Forum Moderators: phranque
I'm currently working on a bot-trap type of project incorporating a mySQL database and a type of admin panel which will allow the user (web programmer) to add or remove entries to the .htaccess file without having much knowledge of .htaccess.
I'm aware of the potential for disaster inside an .htaccess file, but I'm sure if the code is written correctly there shouldn't be any worries. Extensive testing for sure.
My question is about he user agent banning. Currently the bot trap will ban IP addresses (Deny from X) when the IP does something that makes it bad (ignoring robots.txt for example). That IP deny gets written to .htaccess and thrown into a database of banned IPs. What I would like to do is allow the user to also ban the User Agent related to that IP by selecting the log entry from a table. The program would then get the UA from the database, wrap the appropriate code around it, and put it in the .htaccess file at the proper location. The User Agent string is retrieved from the server as a string containing the entire UA.
There's no way, at least none that I know of, to whittle a UA down to the important bit (ie HTTrack) from the whole UA string via a program. It's something that a human needs to evaluate. That being the case, the only option I would have is to include the entire UA string in the .htaccess file like:
RewriteCond %{HTTP_USER_AGENT} ^The sometimes incredibly long user agent string goes here$
Is there anything wrong with that? Does it violate a rule anywhere... will it cause any problems... it is just generally a bad idea... or will it be ok?
Thanks for any responses!
One thing that can really help keep things simple is to use the SetEnvIf directive to set a variable --commonly called "getout" in posts here-- and then test that variable later using a single "Deny from" or RewriteCond.

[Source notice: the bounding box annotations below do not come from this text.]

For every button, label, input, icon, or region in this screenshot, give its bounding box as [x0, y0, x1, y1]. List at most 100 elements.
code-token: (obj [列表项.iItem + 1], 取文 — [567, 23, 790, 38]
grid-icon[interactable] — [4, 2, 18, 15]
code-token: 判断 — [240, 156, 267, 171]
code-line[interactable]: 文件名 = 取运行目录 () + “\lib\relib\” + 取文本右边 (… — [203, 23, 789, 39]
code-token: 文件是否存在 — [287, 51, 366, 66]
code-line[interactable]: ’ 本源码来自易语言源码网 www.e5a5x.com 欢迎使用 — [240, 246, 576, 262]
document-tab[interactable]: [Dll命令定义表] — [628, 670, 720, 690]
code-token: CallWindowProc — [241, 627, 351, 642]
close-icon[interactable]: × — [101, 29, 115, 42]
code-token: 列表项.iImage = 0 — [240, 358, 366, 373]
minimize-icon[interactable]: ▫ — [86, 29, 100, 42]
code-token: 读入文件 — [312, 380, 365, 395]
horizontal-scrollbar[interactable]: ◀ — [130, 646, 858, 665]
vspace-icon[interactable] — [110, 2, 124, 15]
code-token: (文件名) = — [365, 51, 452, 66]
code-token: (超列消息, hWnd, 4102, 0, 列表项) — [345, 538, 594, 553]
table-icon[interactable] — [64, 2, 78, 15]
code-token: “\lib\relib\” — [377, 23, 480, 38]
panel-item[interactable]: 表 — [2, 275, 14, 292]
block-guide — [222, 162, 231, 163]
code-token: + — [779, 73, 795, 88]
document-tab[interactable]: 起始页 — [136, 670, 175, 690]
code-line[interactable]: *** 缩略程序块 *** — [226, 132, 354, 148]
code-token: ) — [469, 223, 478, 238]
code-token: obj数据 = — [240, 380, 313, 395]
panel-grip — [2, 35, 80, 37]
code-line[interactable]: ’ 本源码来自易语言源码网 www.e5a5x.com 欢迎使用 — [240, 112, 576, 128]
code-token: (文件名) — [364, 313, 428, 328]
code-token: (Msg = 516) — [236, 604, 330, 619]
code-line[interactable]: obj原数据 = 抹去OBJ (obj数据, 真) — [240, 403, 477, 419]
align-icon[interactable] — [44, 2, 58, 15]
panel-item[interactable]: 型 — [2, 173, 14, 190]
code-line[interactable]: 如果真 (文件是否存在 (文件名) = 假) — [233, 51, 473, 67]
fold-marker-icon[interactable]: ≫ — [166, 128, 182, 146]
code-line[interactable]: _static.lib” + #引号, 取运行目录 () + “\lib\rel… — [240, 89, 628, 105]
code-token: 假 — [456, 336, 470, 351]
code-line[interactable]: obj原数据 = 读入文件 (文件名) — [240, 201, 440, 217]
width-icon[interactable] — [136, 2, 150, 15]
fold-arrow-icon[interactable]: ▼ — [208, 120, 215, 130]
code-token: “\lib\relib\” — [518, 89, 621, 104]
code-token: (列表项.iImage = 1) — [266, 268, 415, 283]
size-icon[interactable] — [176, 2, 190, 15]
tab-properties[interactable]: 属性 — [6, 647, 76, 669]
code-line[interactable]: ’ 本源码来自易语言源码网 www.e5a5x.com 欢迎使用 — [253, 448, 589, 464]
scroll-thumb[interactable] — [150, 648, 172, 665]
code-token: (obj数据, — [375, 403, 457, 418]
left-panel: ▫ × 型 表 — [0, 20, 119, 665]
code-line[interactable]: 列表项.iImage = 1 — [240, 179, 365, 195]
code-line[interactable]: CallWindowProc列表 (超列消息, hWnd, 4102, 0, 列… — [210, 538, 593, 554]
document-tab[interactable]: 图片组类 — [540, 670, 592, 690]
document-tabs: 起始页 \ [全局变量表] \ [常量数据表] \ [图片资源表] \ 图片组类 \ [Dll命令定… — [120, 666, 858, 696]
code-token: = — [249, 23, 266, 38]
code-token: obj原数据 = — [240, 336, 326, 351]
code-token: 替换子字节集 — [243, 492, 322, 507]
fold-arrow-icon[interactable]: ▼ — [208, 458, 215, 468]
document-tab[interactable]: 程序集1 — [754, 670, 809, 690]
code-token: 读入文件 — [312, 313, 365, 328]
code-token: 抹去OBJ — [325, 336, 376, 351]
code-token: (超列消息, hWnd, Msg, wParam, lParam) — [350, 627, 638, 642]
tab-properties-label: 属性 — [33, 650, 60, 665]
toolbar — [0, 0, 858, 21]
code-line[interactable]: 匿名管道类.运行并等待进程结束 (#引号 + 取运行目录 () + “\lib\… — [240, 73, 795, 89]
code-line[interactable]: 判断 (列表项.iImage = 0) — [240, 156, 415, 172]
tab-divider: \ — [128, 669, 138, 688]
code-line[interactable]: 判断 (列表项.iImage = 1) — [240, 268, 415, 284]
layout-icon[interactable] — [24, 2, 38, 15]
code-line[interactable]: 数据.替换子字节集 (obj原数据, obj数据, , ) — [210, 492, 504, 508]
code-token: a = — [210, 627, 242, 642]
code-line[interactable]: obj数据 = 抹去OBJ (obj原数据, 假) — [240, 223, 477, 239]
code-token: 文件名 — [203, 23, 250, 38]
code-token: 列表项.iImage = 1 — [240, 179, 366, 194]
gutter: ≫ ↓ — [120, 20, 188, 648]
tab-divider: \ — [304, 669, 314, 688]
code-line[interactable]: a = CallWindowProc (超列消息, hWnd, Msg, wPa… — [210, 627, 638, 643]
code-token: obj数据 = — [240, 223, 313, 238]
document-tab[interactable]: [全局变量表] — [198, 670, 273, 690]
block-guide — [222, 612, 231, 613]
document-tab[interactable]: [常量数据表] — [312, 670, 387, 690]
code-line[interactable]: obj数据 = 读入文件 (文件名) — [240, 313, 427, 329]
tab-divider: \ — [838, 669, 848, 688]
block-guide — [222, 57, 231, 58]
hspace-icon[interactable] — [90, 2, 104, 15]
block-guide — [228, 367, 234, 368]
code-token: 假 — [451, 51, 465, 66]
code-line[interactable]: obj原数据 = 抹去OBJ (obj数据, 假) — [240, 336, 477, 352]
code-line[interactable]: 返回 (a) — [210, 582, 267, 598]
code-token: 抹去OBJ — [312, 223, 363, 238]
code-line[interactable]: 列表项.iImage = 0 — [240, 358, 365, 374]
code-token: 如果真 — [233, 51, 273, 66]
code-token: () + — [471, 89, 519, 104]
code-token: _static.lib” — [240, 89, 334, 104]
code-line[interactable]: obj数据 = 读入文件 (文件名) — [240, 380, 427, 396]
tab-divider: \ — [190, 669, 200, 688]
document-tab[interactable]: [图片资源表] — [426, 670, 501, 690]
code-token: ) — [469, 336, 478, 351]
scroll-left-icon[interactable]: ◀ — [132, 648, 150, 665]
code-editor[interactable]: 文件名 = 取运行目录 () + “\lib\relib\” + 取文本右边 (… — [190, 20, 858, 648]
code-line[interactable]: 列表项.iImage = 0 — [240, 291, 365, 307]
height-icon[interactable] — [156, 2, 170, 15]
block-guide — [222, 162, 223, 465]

The advantage is that you simply prepend records to the .htaccess file, which save the trouble of having to read it in a line at a time, parse it, and find the right "instertion point." Remember, you're going to need to flock() the .htaccess file to prevent two or more concurrent threads from trying to 'edit' it simultaneously. If you don't flock the file, then the last thread to write to it 'wins' and the other threads' entries will be lost. So, simply prepending new records is both simple and fast, and requires the file to be locked for the shortest possible time.
Take a look at the various versions of key_master's bad-bot PERL script, and xlcus'/alexk's runaway 'bot PHP script -- they're sure to give yousome ideas...
As to the UA string, sure you can put the whole thing in there, just be sure to escape all 'special' regex characters or to put the whole string in quotes.
Jim
[edited by: jdMorgan at 11:41 pm (utc) on April 30, 2007]
I'll check into that SetEnvIf information. I've got a version of a bot-trap that I'm using as a rough model, and I have the flock down and the insertion already working. In PHP my find-point-then-insert code is only one command long so it shouldn't be too bad as far as access time. I started out only adding lines to the end of .htaccess but it got pretty messy looking fast... so I wanted to try to keep it as clean as possible.
Thanks for the heads up though. If I didn't have my base bot-trap script to work from I would have never thought to lock the file.